Columbia, South Carolina



[1] Pursuant to 2008 S.C. Act No. 279, the name of the Division of Motor Vehicle Hearings was changed to the Office of Motor Vehicle Hearings effective October 1, 2008.

[2] Although the issue of whether Appellant’s appeal was timely filed has also been raised, that issue need not be addressed since the court has concluded that the OMVH’s decision should be affirmed. See Futch v. McAllister Towing of Georgetown, Inc., 335 S.C. 598, 613, 518 S.E.2d 591, 598 (1999) (noting that an appellate court need not address remaining issues when a prior issue is dispositive).

[3] The attorney who represented Appellant at the hearing is not the same one representing him in this appeal.

[4] Section 56-5-2953(A)(1)(b) provides that “[t]he videotaping at the incident site must include the person being advised of his Miranda rights before any field sobriety tests are administered, if the tests are administered.”

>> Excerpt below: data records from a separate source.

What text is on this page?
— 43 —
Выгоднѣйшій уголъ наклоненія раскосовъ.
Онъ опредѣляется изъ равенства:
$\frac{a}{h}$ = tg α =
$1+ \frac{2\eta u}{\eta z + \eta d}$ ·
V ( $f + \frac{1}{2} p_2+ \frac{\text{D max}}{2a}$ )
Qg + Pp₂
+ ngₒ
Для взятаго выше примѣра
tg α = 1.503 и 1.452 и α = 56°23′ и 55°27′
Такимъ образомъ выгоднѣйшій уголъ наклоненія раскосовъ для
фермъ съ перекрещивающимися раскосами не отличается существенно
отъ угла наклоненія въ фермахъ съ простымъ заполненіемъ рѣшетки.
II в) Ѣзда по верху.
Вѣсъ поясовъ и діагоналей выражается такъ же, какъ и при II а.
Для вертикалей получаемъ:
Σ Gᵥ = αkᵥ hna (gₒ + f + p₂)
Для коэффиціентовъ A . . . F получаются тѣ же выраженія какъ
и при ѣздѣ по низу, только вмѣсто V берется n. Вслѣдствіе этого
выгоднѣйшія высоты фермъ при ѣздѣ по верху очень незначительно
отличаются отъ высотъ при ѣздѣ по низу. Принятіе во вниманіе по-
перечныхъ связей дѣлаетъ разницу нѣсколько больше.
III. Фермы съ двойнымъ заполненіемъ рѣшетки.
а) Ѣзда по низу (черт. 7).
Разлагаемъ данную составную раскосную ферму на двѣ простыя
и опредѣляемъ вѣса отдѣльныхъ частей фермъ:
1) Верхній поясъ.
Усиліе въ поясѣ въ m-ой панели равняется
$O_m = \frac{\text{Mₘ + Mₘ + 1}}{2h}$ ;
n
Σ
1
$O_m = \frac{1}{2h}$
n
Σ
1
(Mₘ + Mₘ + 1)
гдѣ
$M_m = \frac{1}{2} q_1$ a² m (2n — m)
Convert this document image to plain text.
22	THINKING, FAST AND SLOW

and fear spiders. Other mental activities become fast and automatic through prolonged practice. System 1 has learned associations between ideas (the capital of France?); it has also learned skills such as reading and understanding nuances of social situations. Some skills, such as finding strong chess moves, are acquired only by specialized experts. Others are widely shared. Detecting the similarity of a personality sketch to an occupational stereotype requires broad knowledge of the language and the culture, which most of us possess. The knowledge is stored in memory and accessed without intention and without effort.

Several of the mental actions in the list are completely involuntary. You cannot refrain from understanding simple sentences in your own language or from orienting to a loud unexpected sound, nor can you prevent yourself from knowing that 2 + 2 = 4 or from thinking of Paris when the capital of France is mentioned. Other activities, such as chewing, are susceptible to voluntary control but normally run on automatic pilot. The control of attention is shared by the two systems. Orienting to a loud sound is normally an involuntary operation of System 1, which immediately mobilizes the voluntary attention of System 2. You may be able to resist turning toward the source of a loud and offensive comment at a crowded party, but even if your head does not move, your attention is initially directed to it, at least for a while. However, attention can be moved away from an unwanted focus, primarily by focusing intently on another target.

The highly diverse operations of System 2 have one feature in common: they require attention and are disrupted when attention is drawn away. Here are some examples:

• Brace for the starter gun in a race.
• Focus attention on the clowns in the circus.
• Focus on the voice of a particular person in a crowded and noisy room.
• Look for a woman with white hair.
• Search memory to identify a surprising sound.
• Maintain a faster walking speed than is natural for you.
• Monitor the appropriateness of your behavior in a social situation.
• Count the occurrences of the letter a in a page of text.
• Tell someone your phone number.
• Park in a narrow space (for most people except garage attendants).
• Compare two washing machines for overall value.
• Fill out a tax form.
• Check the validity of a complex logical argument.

[5] S.C. Code Ann. § 56-5-2951(F) (2006) provides that:

The scope of the [administrative] hearing is limited to whether the person:

(1) was lawfully arrested or detained;

(2) was advised in writing of the rights enumerated in Section 56-5-2950;

(3) refused to submit to a test pursuant to Section 56-5-2950; or

(4) consented to taking a test pursuant to Section 56-5-2950, and the:

(a) reported alcohol concentration at the time of testing was fifteen one-hundredths of one percent or more;

(b) individual who administered the test or took samples was qualified pursuant to Section 56-5-2950;

(c) tests administered and samples obtained were conducted pursuant to Section 56-5-2950; and

(d) the machine was working properly.